Mehdi Tahrat : « Porter le maillot algérien, c’est une grande responsabilité »

Ancien international algérien (19 sélections), Mehdi Tahrat connaît l’honneur et la fierté d’avoir pu porter la célèbre tunique des Fennecs. En pleine Coupe du Monde 2026, face à une Algérie encore en course pour sortir des poules, le défenseur de 36 ans se confie à Farid Rouas.

Quel est le souvenir le plus marquant que vous associez à ce maillot de la sélection algérienne ?
Le premier souvenir qui s’impose à moi reste ma première sélection. C’était un moment de joie immense, presque indescriptible, autant pour moi que pour ma famille. Il y avait une vraie fierté, très forte. Et puis il y a eu la première fois où j’ai porté ce maillot sur le terrain : ce sont des sensations à part. Porter le maillot de l’Algérie, quand on est Algérien, ce n’est jamais anodin. Il y a une dimension émotionnelle, un attachement profond qu’il est difficile d’expliquer avec des mots. Et bien sûr, je pense aussi à la victoire lors de la CAN 2019. Remporter un titre majeur avec la sélection, c’est quelque chose de très fort. On représente tout un peuple, en Algérie mais aussi partout dans le monde. À ce moment-là, on mesure encore davantage la portée de ce maillot et la fierté qu’il incarne.

Y a-t-il un détail du maillot qui, selon vous, incarne particulièrement l’âme des Fennecs ?
Pour moi, c’est clairement le blason.

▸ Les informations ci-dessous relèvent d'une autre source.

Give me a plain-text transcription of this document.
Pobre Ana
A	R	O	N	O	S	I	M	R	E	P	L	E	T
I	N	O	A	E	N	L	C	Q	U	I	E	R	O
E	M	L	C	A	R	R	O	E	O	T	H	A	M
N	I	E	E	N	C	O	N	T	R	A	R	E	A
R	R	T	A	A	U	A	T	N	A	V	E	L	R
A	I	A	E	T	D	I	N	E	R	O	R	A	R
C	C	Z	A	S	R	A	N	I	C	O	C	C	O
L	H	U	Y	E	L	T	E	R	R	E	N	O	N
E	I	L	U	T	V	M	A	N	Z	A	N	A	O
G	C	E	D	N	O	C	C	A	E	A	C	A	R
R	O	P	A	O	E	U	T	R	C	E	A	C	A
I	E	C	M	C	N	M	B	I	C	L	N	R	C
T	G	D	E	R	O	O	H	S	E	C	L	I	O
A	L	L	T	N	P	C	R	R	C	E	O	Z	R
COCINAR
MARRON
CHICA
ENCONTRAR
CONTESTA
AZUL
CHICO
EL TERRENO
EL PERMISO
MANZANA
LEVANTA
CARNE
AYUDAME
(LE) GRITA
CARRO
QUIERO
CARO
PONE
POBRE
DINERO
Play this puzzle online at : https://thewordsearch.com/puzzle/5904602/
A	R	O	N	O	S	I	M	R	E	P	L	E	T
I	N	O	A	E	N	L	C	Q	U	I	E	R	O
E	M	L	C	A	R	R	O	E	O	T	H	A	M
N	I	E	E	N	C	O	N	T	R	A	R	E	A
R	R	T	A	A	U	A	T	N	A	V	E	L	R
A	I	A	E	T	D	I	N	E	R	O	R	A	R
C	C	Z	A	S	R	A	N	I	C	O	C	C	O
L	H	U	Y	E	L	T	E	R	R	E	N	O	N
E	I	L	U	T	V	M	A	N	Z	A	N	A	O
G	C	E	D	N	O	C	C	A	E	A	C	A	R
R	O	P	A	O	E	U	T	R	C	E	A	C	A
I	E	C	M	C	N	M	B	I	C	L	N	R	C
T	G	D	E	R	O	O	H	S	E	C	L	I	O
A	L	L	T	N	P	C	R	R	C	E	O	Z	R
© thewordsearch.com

C’est la première chose que l’on regarde, presque instinctivement, parce qu’il est placé côté cœur. Il représente évidemment le drapeau, mais aussi tout ce qu’il y a derrière : l’histoire du football algérien, les générations qui nous ont précédés. Quand on entre sur le terrain, ce blason nous rappelle pourquoi on est là et pour qui on joue. Il y a des millions de supporters qui vivent chaque match avec passion, qui nous suivent partout. C’est une grande responsabilité, mais aussi une grande force. À mes yeux, c’est vraiment cet élément qui porte l’âme du maillot.

Quel moment, plus inattendu ou plus léger, illustre le mieux l’esprit de groupe chez les Fennecs ?
Dans une carrière, que ce soit en club ou en sélection, on partage énormément de moments avec ses coéquipiers, des très bons comme des plus compliqués. Mais en équipe nationale, tout est souvent plus intense, plus chargé émotionnellement. J’ai beaucoup de souvenirs en tête, mais celui qui me revient, c’est la veille de la finale de la CAN 2019. On s’apprêtait à disputer un match extrêmement important, et pourtant, on a su relâcher la pression. On a passé un très bon moment ensemble, à rire, à se détendre. Ce sont des instants qui ne se voient pas de l’extérieur, mais qui disent beaucoup sur la qualité d’un groupe. Et finalement, cette légèreté nous a fait du bien, puisque le lendemain, on est devenus champions d’Afrique.